The drop in oil prices is boosting the interest of Middle Eastern investors into London properties and house prices are expected to increase by 30 per cent in the next five years, according to a top official of CBRE.
“From our point of view the market is very robust,” CBRE senior director for Central London Rory Cramer told Khaleej Times during his recent visit to Dubai. Cramer was in town along with the CIT Development team, which was promoting the South Bank Tower project in Gulf countries.
“We have seen very strong investment from Middle East since August last year. I think there are a lot of reasons and one of the key reasons is the drop in oil prices. High net-worth individuals also want to diversify their investments,” Cramer said.
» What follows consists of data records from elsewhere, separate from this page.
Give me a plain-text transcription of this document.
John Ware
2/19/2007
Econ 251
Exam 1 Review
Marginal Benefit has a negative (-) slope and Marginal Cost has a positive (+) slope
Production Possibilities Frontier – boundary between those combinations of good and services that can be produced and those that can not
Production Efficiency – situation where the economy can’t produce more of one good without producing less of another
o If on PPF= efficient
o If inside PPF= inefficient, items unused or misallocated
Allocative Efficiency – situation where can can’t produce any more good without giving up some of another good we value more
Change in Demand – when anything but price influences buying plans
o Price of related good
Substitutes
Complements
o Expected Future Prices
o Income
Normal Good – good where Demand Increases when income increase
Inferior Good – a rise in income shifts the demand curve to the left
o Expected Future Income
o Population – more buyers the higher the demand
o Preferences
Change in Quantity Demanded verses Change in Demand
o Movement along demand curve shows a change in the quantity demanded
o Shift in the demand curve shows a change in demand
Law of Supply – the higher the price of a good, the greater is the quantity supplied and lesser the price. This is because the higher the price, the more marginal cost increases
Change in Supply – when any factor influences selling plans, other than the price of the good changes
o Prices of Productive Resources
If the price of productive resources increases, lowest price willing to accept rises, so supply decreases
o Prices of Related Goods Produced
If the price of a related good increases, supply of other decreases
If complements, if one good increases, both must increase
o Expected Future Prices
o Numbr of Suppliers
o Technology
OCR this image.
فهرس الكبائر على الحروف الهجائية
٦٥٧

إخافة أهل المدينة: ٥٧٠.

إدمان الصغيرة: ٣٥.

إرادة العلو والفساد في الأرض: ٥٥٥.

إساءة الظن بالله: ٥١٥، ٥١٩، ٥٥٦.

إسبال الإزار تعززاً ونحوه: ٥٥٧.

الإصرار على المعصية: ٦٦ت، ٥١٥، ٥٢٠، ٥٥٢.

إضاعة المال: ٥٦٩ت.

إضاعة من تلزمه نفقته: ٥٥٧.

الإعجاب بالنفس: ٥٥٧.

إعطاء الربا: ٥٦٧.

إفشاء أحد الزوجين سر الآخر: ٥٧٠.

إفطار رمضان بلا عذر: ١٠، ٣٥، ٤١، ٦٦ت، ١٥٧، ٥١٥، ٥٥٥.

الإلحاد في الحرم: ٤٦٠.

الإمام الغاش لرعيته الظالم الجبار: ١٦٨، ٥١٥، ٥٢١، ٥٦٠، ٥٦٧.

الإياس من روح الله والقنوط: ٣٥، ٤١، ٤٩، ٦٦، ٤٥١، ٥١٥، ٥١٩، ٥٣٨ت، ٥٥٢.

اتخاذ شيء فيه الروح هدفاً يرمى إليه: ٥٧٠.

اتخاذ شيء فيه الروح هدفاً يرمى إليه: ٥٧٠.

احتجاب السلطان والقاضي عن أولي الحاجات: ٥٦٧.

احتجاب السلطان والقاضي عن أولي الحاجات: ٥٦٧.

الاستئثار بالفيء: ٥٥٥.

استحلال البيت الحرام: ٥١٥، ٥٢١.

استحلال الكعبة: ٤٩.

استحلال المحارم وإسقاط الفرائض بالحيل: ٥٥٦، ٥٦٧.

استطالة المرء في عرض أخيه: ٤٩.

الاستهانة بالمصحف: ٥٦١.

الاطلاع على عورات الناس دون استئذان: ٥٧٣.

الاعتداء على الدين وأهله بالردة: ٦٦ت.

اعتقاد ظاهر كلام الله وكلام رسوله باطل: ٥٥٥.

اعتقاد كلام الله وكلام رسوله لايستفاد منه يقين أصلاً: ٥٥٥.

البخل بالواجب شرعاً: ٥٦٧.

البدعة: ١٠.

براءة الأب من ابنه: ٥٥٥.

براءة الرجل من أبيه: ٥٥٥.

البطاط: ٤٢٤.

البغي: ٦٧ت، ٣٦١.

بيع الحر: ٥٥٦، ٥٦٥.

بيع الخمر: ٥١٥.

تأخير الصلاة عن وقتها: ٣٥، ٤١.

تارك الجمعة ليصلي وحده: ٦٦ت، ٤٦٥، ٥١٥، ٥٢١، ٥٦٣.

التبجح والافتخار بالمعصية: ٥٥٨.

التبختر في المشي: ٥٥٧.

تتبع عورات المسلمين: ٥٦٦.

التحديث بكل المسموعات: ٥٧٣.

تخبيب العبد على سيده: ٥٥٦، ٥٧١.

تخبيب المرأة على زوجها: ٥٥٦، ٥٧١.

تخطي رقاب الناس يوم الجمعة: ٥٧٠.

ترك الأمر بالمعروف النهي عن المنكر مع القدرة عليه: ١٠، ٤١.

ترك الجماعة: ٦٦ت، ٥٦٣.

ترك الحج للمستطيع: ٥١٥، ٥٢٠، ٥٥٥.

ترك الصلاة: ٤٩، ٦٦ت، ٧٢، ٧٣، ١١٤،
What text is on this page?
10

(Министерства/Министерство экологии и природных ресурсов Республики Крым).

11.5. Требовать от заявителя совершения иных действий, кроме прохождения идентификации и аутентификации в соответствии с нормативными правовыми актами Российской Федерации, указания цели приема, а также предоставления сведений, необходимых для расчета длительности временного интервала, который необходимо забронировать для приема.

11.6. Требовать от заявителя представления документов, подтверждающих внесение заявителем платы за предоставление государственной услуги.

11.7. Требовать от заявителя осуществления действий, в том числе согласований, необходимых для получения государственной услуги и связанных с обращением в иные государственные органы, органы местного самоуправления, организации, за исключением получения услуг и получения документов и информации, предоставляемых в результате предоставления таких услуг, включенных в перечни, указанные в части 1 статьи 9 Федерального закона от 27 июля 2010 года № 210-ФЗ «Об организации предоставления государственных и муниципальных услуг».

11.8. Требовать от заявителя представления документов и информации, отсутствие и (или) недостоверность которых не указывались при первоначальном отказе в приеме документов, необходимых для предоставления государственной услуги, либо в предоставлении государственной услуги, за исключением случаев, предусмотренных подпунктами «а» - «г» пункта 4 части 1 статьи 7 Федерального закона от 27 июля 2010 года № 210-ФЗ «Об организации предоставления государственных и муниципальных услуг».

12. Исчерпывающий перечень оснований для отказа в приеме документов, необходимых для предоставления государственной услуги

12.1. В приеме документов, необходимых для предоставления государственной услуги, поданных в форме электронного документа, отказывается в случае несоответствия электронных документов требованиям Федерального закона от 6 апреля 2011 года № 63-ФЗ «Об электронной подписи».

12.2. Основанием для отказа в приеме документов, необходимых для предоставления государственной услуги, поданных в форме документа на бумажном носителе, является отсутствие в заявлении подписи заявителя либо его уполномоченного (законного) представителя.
“I think the South Bank area outperformed the wider market. So a 30 per cent increase is highly possible in five years starting from 2015 or could be more on amazing developments in that area,” the CBRE official explained.
The South Bank is likely to see a rise in demand for residential property as more and more technology and finance companies move to new commercial spaces in the area. This increasing commercial migration is being described as “the expansion of the City” and is set to have an increasingly positive impact on the local residential market.
“We consider South Bank Tower in Central London,” Cramer said, adding that prime London properties recorded 12-14 per cent growth in 2014 compared to 2013. In 2014, house prices in London rose by 2.6 per cent on average and the market under £2 million saw the strongest performance.
“There tends to be a natural slowdown in the weeks and months preceding any general election, but we’re not seeing any substantial shift in investor sentiment,” Paul Preston, director, head of Europe, Middle East and Africa at IP Global, told this scribe.
“IP Global carefully selects its investment opportunities and we educate investors to focus on long-term, stable growth markets that won’t be impacted by short-term political cycles. As a result our UAE clients are not pulling back or jumping in response to the upcoming general election,” Preston explained.
The main party policies won’t change the fundamentals: the UK has a strong supply-demand imbalance, he said, adding that measures to increase house building are not likely to meet demand in the near future and demand continues to rise.
“We don’t believe the outcome will have an impact on the five-to-20-year investment cycle-approach we encourage our investors to take — the UK remains a stable, secure economy with great growth potential,” he said.
The UK remains a hot market for investors. The main parties have all announced measures that will drive up demand, won’t substantially tackle undersupply, and will push for balanced economic growth and regional development and investment in major infrastructure schemes which will create new pockets of value.